Anti-Inflammatory Spices and Herbs

Spices punch far above their calorie count for inflammation-fighting power. A teaspoon of turmeric or a clove of garlic delivers more polyphenols than most fruits or vegetables. Use them generously and the cumulative effect across years is meaningful.

The catch with spices: bioavailability. Turmeric's curcumin absorbs poorly without black pepper (piperine increases absorption ~2000%) and a fat source. Garlic's allicin needs to be crushed and rested for 10 minutes before cooking to maximize benefits. These aren't deal-breakers, just things to know.

The takeaway

Add turmeric, ginger, garlic, and a leafy herb (parsley, cilantro, basil) to most savory meals. Five seconds of prep, real cumulative impact.
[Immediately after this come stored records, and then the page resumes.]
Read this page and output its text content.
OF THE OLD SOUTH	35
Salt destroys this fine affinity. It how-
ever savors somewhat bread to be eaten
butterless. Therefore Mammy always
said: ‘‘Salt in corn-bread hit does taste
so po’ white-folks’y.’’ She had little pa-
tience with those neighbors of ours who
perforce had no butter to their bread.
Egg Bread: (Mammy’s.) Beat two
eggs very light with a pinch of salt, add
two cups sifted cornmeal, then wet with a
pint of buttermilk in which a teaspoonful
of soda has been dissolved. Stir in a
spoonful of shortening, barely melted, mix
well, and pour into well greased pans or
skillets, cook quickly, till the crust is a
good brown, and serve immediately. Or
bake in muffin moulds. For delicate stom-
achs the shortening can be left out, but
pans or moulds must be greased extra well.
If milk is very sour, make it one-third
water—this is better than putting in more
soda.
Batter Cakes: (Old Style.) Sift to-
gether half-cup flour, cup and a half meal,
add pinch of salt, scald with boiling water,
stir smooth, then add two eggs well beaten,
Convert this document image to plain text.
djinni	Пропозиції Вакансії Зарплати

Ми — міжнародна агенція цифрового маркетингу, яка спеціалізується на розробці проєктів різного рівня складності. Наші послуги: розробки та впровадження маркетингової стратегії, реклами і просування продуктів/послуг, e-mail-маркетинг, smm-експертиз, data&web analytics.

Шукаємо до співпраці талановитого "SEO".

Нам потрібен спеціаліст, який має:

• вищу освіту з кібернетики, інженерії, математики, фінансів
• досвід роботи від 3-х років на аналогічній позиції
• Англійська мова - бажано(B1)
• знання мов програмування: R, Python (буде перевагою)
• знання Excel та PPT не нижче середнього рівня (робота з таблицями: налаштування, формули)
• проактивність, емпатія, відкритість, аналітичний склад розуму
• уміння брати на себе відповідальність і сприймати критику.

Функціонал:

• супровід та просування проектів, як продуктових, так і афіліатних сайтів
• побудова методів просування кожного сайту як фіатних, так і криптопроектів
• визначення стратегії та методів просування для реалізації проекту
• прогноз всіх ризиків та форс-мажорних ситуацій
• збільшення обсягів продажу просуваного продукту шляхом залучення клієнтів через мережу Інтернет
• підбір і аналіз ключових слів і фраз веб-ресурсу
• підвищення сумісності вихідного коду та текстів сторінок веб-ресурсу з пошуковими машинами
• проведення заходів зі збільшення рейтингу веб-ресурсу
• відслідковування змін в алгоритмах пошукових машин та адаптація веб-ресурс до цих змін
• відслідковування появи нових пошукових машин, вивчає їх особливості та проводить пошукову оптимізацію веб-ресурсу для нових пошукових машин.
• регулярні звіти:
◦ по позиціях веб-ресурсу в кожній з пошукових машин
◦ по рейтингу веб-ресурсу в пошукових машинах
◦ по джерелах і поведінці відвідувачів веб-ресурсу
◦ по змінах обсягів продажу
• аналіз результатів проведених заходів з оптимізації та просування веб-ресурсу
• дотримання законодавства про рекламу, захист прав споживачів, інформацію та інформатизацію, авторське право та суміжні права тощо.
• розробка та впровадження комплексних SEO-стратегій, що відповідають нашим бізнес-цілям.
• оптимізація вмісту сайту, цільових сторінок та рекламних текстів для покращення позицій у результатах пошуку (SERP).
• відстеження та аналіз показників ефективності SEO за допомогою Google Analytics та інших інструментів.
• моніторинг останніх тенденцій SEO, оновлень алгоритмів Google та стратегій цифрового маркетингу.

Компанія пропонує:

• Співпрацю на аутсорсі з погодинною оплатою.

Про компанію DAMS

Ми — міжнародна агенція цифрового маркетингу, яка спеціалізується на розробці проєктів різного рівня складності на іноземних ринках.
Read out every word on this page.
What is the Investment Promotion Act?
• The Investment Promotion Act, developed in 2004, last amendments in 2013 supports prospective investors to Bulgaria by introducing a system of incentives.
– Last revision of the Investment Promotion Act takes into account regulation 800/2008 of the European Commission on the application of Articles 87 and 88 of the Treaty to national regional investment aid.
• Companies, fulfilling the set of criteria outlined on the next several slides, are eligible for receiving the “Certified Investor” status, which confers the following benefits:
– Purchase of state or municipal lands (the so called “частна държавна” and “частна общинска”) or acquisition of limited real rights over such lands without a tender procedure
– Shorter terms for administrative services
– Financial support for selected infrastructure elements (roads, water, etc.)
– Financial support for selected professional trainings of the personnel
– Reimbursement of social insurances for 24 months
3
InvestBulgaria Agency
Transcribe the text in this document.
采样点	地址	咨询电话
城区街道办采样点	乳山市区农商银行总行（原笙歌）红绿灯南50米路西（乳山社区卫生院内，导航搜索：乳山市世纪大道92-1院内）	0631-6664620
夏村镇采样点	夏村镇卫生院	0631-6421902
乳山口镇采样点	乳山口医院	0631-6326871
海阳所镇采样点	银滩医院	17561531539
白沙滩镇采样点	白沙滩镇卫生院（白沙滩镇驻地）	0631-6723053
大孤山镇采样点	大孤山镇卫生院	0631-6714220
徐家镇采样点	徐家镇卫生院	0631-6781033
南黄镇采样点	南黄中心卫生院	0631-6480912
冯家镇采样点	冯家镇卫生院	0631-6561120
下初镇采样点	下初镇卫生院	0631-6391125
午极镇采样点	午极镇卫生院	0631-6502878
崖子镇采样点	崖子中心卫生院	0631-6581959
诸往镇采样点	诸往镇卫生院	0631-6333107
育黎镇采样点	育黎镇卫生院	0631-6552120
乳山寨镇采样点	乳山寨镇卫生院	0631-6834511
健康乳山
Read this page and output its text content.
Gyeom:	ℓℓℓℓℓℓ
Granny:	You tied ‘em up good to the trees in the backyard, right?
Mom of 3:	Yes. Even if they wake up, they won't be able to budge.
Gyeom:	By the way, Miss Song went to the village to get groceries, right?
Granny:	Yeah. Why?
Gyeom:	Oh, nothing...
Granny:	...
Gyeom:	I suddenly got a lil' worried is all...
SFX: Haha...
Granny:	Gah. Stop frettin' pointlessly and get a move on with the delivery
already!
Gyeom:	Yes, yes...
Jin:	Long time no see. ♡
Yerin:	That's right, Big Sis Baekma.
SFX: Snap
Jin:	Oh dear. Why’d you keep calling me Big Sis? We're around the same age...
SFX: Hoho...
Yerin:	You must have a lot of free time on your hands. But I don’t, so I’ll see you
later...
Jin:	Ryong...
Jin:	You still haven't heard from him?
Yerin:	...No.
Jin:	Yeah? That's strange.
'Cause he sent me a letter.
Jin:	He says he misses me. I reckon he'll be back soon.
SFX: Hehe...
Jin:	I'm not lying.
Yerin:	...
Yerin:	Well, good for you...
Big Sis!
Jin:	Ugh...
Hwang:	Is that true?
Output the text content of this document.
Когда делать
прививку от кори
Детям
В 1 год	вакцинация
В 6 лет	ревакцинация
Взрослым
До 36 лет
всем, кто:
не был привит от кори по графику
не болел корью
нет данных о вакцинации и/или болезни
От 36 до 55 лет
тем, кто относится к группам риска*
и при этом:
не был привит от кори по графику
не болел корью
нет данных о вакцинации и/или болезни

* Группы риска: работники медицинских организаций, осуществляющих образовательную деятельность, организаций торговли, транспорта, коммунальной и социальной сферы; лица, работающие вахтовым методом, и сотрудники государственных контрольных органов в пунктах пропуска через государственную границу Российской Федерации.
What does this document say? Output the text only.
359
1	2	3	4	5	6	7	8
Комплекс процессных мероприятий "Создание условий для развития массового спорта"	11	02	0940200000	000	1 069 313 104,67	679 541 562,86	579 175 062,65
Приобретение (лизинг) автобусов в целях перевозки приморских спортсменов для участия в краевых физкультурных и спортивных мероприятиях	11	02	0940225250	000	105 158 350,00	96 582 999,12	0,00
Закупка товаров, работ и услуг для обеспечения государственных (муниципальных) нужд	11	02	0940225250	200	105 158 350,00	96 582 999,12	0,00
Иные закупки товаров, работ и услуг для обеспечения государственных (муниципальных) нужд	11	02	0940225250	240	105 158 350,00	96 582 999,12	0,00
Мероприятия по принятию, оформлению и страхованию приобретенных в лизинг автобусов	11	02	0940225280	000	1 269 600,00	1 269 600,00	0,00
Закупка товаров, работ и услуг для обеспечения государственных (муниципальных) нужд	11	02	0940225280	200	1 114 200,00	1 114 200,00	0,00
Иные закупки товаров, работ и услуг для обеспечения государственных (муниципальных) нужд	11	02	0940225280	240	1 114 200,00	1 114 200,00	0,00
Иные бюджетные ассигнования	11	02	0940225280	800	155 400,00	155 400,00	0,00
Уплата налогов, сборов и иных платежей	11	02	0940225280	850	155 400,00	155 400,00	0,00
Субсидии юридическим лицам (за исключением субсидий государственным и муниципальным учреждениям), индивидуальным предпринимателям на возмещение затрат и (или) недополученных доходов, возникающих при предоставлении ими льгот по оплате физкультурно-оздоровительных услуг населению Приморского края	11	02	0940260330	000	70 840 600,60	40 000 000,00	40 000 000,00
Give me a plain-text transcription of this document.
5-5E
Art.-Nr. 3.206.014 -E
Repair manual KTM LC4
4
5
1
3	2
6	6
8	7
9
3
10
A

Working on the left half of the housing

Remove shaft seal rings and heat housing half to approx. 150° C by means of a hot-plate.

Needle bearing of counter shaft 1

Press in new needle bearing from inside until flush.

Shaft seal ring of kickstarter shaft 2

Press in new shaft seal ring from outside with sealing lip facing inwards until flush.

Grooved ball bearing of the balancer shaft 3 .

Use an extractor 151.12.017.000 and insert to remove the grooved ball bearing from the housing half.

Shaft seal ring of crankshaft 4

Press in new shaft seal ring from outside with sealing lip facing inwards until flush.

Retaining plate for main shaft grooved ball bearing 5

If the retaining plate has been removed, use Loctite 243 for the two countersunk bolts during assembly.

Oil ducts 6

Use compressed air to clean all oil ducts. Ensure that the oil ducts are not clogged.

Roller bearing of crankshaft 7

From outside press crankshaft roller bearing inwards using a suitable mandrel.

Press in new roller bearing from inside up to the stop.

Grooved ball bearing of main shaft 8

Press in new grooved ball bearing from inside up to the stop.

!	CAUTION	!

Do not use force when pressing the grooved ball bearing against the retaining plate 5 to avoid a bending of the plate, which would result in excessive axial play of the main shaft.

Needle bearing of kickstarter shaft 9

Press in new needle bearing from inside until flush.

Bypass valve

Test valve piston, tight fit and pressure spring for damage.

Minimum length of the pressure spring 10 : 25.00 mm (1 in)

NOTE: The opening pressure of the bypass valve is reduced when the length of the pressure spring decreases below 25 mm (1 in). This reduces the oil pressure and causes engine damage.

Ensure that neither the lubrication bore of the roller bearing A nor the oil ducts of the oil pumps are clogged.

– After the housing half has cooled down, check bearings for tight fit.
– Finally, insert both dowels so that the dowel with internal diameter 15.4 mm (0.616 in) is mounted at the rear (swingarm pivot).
Educational content. Not medical advice.

Information on this page is for educational purposes only. It is not a substitute for professional medical advice, diagnosis, or treatment. Consult your healthcare provider before changing your diet, especially if you have a medical condition, take medications, or are pregnant or breastfeeding. Read the full disclaimer.

Frequently asked

How much turmeric should I take daily?

Roughly half to one teaspoon of ground turmeric per day, paired with a fat source (so curcumin absorbs) and a pinch of black pepper. Higher doses are usually obtained through standardized supplements (500-1000mg curcuminoids), not bulk ground turmeric.

Are dried herbs as effective as fresh?

Generally less so. Fresh herbs retain volatile oils that drive much of the anti-inflammatory action; drying loses 30-70% of these compounds. But dried herbs are still meaningfully active — especially when used generously and recently milled.